Antichambre d’une chapelle ardente.

Quelques sièges posés çà et là.

À l’intérieur de la pièce attenante – on le devine – un corps gît dans un cercueil. Par la porte, s’échappent des effluves d’encens et une suave musique d’harmonium.

Au loin, dehors, presque étouffées, les lourdes cloches d’une église sonnent, célébrant un enterrement.

Rodica surgit, habillée de noir, empruntée, mal à l’aise. N’osant pas pénétrer dans la chapelle ardente, elle préfère s’arrêter au seuil en s’agitant nerveusement.

Entre ensuite Richard, dont le visage porte les marques d’un vrai, profond chagrin.

En voyant sa mine ravagée, Rodica bondit vers lui pour lui saisir les mains avec effusion.

Richard accepte le geste, comme s’ils partageaient une véritable intimité.
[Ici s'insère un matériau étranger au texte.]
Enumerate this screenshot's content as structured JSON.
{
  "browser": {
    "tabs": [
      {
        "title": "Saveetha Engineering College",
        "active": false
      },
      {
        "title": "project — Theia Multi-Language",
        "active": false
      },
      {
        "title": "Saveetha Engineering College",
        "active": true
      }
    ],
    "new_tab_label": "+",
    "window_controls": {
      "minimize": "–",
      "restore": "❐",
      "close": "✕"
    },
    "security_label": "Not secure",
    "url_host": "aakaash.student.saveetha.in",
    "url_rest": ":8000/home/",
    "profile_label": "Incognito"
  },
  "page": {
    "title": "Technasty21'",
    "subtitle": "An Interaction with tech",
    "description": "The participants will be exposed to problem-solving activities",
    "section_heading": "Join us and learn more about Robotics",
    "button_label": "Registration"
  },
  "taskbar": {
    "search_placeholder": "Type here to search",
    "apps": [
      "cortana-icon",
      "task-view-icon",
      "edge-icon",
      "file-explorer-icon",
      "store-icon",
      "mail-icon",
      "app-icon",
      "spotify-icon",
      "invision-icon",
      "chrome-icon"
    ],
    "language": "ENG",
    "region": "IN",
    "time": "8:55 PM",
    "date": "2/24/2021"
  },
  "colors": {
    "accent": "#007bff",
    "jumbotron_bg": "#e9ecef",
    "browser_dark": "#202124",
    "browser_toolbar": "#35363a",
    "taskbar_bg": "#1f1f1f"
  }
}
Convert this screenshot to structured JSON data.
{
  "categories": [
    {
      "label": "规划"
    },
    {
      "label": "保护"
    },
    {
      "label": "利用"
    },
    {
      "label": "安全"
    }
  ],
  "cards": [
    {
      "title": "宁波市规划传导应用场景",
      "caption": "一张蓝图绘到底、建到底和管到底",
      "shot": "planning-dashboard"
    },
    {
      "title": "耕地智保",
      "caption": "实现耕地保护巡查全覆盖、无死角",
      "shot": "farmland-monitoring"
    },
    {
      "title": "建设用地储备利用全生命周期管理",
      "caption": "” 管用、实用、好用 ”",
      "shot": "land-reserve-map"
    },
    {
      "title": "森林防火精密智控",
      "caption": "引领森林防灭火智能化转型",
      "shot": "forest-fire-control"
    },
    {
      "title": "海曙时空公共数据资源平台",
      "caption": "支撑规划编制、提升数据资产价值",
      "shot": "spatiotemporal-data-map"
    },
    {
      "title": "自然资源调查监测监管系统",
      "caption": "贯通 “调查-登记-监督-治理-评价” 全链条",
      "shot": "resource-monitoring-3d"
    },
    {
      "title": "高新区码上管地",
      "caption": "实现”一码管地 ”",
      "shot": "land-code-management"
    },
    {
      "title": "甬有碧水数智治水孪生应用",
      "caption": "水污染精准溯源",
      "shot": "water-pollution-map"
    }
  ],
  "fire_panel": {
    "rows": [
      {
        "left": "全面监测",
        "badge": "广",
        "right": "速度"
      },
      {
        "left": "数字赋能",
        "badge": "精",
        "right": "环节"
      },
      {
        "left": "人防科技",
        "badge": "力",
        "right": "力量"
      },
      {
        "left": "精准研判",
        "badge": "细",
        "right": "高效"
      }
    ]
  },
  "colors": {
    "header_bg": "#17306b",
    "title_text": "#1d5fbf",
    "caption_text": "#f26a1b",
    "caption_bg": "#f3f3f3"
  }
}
Elle lui tapote l’épaule en jetant des regards furtifs autour d’elle.

 

RODICA. J’ai un de ces cafards !

 

Richard la considère avec bonté. Du menton, Rodica désigne la pièce attenante.

 

RODICA. Elle est là. Vous voulez la voir ?

RICHARD. Je n’ai pas le courage. Pas encore.

RODICA. J’espère qu’elle est partie sans souffrir.

RICHARD (avec violence). Ces bêtises qu’on ressasse aux enterrements… « Elle est partie sans souffrir… » Tant mieux ! Mais elle est tout de même partie ! Et si elle avait souffert en mourant, souffririons-nous davantage ?

 

Rodica, intimidée, ne trouve rien à répondre. À cet instant, Élina arrive, essoufflée.

 

ÉLINA. Je ne parvenais pas à garer la voiture. Je suis en retard ?

RICHARD. Promets-moi d’être toujours en retard, ma chérie, avec la mort.

 

Ils s’embrassent.

Sortant de la chapelle, apparaît Diane, livide, le visage douloureux, le maintien raide à force de contrôle. Lente, silencieuse, tel un grand cygne, elle impressionne autant qu’elle émeut.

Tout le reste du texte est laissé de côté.